OCR & Text Extraction from Images — Study Pack Summary & Study Notes

📘 Overview

Optical Character Recognition (OCR) is the process of converting text in images into machine-encoded text. OCR systems combine image processing, pattern recognition, and natural language processing (NLP) to detect, segment, recognize, and correct textual content from scanned documents, photos, or screenshots.

🔧 Image Preprocessing

Preprocessing prepares images so recognition models perform reliably. Common steps include grayscale conversion, binarization, deskewing, denoising, contrast enhancement, and resizing. Proper preprocessing reduces noise and normalizes text appearance for the OCR engine.

🧰 Common Preprocessing Techniques

• Binarization: Converts gray images to black-and-white. Techniques include Otsu's method and adaptive thresholding.
• Deskewing: Corrects rotation so text lines are horizontal. Methods use Hough transforms or projection profiles.
• Denoising: Removes salt-and-pepper and Gaussian noise with median or bilateral filters.
• Morphological operations: Use dilation/erosion to close gaps or remove small artifacts.

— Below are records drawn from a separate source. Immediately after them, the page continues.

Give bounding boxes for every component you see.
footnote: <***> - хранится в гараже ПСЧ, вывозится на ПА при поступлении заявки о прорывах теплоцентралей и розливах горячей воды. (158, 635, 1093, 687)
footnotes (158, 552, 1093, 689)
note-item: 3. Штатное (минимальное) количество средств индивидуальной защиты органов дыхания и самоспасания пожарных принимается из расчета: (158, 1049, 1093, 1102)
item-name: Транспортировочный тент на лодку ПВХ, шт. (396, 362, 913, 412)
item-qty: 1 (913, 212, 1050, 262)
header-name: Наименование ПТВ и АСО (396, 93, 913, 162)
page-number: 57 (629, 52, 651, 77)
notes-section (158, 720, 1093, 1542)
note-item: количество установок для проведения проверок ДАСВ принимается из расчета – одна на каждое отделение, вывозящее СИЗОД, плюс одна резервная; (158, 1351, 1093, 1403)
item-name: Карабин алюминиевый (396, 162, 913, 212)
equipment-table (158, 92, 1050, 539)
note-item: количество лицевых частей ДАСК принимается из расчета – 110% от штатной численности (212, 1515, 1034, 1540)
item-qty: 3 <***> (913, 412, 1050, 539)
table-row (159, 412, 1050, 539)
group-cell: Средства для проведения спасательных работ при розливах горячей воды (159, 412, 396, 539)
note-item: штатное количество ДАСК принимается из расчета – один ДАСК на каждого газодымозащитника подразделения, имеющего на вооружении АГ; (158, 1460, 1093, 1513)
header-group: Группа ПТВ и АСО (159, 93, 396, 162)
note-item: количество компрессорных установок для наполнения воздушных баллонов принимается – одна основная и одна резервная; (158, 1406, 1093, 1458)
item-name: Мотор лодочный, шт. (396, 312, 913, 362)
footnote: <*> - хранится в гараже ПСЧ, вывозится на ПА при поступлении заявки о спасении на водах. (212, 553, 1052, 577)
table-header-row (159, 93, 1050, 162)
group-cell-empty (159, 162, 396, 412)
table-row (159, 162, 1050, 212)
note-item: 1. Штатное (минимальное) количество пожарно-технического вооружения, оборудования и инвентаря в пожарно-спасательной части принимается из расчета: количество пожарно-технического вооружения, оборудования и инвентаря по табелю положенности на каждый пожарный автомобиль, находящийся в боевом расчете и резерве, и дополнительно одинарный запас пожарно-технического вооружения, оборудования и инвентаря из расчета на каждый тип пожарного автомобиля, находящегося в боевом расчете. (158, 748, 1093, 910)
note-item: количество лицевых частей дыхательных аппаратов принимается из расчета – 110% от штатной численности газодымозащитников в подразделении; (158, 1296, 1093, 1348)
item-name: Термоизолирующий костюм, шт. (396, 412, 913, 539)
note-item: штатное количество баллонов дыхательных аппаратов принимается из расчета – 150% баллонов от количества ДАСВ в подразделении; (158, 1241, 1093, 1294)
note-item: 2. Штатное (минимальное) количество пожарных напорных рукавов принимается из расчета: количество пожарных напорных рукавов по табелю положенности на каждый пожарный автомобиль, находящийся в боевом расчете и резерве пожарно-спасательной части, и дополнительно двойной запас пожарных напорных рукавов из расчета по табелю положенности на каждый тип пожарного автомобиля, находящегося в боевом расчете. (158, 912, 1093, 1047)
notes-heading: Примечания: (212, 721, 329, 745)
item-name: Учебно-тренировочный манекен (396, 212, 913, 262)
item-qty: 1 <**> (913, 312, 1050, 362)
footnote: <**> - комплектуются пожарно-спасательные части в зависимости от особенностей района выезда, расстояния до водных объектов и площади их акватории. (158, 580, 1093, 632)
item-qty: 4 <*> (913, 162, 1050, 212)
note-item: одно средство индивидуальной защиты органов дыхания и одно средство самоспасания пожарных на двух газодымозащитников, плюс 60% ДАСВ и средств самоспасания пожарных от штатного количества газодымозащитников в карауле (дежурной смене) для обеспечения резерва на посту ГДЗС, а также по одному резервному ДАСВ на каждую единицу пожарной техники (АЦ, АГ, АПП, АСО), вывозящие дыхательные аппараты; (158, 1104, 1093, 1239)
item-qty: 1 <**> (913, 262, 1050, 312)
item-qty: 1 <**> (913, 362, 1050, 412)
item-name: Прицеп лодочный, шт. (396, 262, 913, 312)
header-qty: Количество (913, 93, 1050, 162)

🏗️ Layout Analysis and Segmentation

Layout analysis identifies regions such as paragraphs, columns, tables, and images. Segmentation breaks text regions into lines, then words, then characters (for character-based OCR). Modern pipelines often use connected components or neural network–based region proposals.

🧠 Recognition Methods

• Classical OCR: Template matching and feature-based classifiers. Works well for printed, high-quality text.
• Statistical/ML OCR: HOG/SIFT features with SVMs or HMMs for sequence modeling.
• Deep learning OCR: Convolutional Neural Networks (CNNs) + Recurrent Neural Networks (RNNs) or Transformers, often using Connectionist Temporal Classification (CTC) or attention-based sequence decoders.

Examples of modern architectures: CRNN (CNN + RNN), Transformer-based OCR, and end-to-end scene text detectors like EAST or CRAFT combined with recognition heads.

🔁 Post-processing and Language Modeling

After raw recognition, post-processing refines output with spell-checkers, language models, and dictionary lookup. Use beam search with language priors or n-gram models to resolve ambiguous outputs. For noisy outputs, apply Levenshtein distance (edit distance) to match probable dictionary entries.

✅ Evaluation Metrics

• Accuracy: ratio of correct characters or words. Useful but often insufficient.
• Precision / Recall / F1 can describe detection of text regions.
• Character-level metrics: Character Error Rate (CER) and word-level Word Error Rate (WER).

Use the following formulas for classification metrics:

$Precision = \frac{TP}{TP + FP}$

$Recall = \frac{TP}{TP + FN}$

$F1 = 2 \times \frac{Precision \times Recall}{Precision + Recall}$

CER is typically computed as $\frac{S + D + I}{N}$ where $S$=substitutions, $D$=deletions, $I$=insertions, and $N$=number of reference characters.

⚠️ Common Challenges

• Low-resolution or blurred images reduce recognizability.
• Curved or rotated text requires geometric normalization.
• Complex backgrounds and variable lighting hamper binarization.
• Handwriting recognition remains harder than printed text due to style variability.
• Multilingual text requires language-aware models and fonts.

🧪 Training and Data Augmentation

Augment training data with rotation, scaling, brightness/contrast shifts, blur, and synthetic occlusions. For scene text, add perspective warps and background textures. Balanced datasets across fonts, languages, and imaging conditions improve generalization.

🧩 End-to-end Pipelines

A typical OCR pipeline:

1. Input image capture or scan.
2. Preprocessing: grayscale → binarization → denoise → deskew.
3. Layout analysis / text detection (region proposals).
4. Text line segmentation and cropping.
5. Recognition model (classical ML or deep model).
6. Post-processing with lexicon/language model and confidence thresholds.
7. Output formatting and storage (e.g., searchable PDF).

🛠️ Tools and Libraries

Popular OCR tools include Tesseract, EasyOCR, Google Cloud Vision, AWS Textract, and OpenCV for preprocessing. For deep learning, use PyTorch or TensorFlow with models like CRNN and Transformers.

🧭 Best Practices

• Start with robust preprocessing tuned to your data class.
• Use confidence scores to gate uncertain outputs and human-in-the-loop correction when necessary.
• Combine image-based recognition with language models to correct errors.
• Benchmark with CER/WER and test on in-domain images.

🔚 Summary

OCR blends image processing, recognition models, and NLP-based correction. Success depends on clean input, appropriate model selection, and careful post-processing. For production systems, combine automated pipelines with manual verification for low-confidence cases.